Fajnie byłoby przez moment spojrzeć na wspólną postawę w obronie takiego zestawu graczy Spurs już podczas sparingu.

5. A może Gregg Popovich wcale nie żartuje?

Rok temu, gdy Spurs szykowali się do sezonu, ich legendarny trener przestrzegał wprost, by nie stawiać pieniędzy na to, że zdobędą mistrzostwo. Bukmacherzy z Las Vegas wciąż w zespół Popovicha nie wierzą. Przewidują, że Spurs zakończą sezon z 29-30 zwycięstwami. Wedle nich okażą się lepsi od zaledwie trzech innych zespołów NBA znajdujących się w trakcie przebudowy – Portland Trail Blazers, Detroit Pistons i Washington Wizards.

Tymczasem i „Pop”, i jego podopieczni brzmią kompletnie inaczej niż 12 miesięcy temu. On sam przekonuje, że tym razem „chodzi po prostu o zwycięstwa„.

Na pewno w przedsezonowym starciu z Miami Heat nie rzuci do walki wszystkiego. Sparingi NBA zazwyczaj więcej skrywają niż odsłaniają. Czasami można jednak w ich trakcie wypatrzeć kilka minut dobrej, wspólnej gry pewnego zestawu graczy, które okazują się później być zwiastunem czegoś większego w trakcie sezonu zasadniczego.

Będziemy ich dzisiaj w nocy wypatrywać!

FORTUNA uważa Spurs za zdecydowanego faworyta starcia z Heat – kurs na zwycięstwo ekipy Sochana to tylko 1.34, ewentualny sukces gości z Florydy jest wyceniany na 3.00. Nic dziwnego – zespół z Miami zagra bez kilku swoich najlepszych gracz, m.in. Jimmego Butlera, Bama Adebayo i Tylera Herro.

Aha, pamiętajcie – kolejny raz Spurs zagrają z Heat tym razem już zapewne z Butlerem w składzie już 13 listopada, w trakcie sezonu zasadniczego we własnej hali. Wciąż masz szansę zobaczyć to starcie na żywo. Lecimy m.in. i na ten mecz w grupie polskich kibiców. Większość miejsc dostępnych na wyjazd, który rozpoczniemy od wizyty w Denver w hali obecnych mistrzów NBA na starciu ze Stephenem Currym i jego Golden State Warriors została już zarezerwowana, ale pozostało jeszcze kilka wolnych miejsc.
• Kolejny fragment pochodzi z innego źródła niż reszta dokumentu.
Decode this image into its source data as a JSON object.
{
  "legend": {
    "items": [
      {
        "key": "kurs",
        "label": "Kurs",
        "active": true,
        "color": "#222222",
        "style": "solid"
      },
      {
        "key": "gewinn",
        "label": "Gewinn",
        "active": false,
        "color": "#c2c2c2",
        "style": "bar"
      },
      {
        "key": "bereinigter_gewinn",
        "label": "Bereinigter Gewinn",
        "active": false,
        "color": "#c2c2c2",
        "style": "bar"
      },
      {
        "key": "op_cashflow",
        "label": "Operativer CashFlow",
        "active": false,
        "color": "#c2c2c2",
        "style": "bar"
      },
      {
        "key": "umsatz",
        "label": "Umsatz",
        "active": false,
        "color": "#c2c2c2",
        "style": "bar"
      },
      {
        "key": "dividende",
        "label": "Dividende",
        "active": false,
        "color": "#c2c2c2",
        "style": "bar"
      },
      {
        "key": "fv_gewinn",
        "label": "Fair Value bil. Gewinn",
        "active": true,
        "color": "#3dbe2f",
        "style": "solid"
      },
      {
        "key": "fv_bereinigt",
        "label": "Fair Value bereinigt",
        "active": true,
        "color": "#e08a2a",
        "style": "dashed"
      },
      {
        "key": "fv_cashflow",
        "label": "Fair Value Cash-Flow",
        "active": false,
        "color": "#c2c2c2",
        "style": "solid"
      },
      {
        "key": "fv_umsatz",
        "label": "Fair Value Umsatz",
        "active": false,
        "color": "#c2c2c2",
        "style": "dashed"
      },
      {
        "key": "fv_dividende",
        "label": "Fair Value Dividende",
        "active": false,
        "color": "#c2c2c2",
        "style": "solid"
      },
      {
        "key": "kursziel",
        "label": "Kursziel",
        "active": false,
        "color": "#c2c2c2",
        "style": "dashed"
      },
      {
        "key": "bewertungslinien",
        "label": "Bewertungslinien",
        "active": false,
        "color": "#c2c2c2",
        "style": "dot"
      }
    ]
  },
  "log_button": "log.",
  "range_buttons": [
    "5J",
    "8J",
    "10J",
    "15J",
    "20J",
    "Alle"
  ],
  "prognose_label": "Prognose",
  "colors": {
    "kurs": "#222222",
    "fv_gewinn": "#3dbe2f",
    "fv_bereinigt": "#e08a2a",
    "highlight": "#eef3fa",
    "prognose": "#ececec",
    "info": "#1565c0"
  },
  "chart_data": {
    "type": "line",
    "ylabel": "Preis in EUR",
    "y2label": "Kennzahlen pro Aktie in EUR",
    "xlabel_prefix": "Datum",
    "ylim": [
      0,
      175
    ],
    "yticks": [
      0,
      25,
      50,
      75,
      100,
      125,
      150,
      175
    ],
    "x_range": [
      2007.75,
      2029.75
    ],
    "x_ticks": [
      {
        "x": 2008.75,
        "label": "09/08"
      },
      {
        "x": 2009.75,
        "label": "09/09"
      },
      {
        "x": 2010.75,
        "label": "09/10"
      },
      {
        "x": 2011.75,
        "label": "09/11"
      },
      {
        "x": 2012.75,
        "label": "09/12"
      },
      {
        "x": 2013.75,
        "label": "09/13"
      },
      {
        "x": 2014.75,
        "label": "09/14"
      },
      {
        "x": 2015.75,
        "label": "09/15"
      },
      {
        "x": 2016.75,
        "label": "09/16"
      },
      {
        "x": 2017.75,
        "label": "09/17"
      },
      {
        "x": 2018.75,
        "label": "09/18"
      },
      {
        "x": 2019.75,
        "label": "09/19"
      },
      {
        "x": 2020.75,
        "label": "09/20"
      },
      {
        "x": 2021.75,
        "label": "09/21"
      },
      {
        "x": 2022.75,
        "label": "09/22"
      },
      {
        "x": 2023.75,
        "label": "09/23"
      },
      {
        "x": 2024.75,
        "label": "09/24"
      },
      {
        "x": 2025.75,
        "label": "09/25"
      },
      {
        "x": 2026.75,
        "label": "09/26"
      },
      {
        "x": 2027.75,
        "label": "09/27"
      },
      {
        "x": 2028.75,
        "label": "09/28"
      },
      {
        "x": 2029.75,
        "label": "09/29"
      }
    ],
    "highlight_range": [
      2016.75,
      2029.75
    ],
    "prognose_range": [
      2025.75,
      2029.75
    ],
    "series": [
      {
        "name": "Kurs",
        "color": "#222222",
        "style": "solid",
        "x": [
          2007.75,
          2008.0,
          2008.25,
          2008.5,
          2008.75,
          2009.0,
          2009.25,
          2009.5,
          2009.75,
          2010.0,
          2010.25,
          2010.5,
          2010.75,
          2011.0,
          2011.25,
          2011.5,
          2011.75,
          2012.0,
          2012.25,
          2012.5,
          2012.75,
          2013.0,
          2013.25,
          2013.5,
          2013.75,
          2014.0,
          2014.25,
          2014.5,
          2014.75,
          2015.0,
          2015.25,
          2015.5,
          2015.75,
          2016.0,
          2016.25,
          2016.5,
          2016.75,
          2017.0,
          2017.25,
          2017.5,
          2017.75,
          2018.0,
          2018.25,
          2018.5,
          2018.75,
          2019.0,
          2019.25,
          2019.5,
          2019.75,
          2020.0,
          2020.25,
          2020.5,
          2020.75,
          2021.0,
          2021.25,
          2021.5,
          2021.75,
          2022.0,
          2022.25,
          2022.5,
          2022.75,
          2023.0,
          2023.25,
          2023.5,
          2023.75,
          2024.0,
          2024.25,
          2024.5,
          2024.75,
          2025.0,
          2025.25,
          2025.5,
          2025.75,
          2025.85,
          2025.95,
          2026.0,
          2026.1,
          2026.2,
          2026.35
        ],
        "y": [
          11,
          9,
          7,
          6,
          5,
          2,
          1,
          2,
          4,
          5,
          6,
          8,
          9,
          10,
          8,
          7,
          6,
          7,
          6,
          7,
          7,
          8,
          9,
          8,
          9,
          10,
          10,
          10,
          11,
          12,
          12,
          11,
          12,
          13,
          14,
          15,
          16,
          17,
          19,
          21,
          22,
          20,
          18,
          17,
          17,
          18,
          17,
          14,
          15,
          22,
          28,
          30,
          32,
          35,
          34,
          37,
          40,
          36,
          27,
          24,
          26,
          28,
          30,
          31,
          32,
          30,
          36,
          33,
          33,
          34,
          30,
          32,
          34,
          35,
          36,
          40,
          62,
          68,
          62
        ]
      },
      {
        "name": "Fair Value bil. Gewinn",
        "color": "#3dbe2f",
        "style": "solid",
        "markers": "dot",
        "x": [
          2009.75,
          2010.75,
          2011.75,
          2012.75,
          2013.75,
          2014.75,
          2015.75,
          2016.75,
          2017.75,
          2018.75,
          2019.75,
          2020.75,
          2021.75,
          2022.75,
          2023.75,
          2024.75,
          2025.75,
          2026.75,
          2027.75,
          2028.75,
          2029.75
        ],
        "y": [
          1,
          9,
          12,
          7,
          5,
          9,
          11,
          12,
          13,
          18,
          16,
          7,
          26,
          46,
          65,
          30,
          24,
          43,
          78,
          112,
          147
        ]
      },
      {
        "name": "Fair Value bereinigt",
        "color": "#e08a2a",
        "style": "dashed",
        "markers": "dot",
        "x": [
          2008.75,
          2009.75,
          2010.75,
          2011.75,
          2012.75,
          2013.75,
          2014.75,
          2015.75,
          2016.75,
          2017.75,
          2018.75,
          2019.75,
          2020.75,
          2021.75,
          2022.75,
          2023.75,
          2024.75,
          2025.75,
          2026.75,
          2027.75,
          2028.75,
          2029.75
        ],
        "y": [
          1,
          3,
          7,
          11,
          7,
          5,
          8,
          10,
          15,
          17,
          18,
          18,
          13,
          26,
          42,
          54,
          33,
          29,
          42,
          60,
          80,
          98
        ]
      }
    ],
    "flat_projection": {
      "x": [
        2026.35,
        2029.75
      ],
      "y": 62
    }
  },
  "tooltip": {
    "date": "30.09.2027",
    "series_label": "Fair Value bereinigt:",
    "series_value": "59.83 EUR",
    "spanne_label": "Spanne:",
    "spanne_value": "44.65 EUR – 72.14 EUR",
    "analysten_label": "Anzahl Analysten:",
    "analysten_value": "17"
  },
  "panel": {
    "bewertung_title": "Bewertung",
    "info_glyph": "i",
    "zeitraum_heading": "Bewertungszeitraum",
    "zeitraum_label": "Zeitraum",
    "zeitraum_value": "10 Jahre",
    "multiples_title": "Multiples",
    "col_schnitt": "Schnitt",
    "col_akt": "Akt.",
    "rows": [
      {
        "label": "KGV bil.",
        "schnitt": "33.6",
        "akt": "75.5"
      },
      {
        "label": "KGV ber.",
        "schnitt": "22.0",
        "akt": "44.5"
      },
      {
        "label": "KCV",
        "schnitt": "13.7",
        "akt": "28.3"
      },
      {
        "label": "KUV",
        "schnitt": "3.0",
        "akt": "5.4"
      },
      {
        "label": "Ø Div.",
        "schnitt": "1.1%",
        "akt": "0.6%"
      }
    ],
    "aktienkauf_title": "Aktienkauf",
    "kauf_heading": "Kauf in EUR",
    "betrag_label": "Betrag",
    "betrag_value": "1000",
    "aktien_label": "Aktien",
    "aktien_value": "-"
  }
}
Szczegóły wyjazdu poniżej, zapraszamy!


Informacje i zapisy: wyjazdy@super-basket.pl, telefon: 519 441 233

Leć do Denver i San Antonio, zobacz 10 gwiazd NBA!

Jeśli myślisz o tym, by jeszcze jesienią tego roku obejrzeć na żywo NBA, lepszej okazji nie znajdziesz. Podczas „Wild West – NBA Tour 2023” w trzech fantastycznie zapowiadających się meczach – oprócz naszego Sochana – możesz ujrzeć w akcji aż 10 bezdyskusyjnych gwiazd NBA, w kilku przypadkach wręcz już jej legend.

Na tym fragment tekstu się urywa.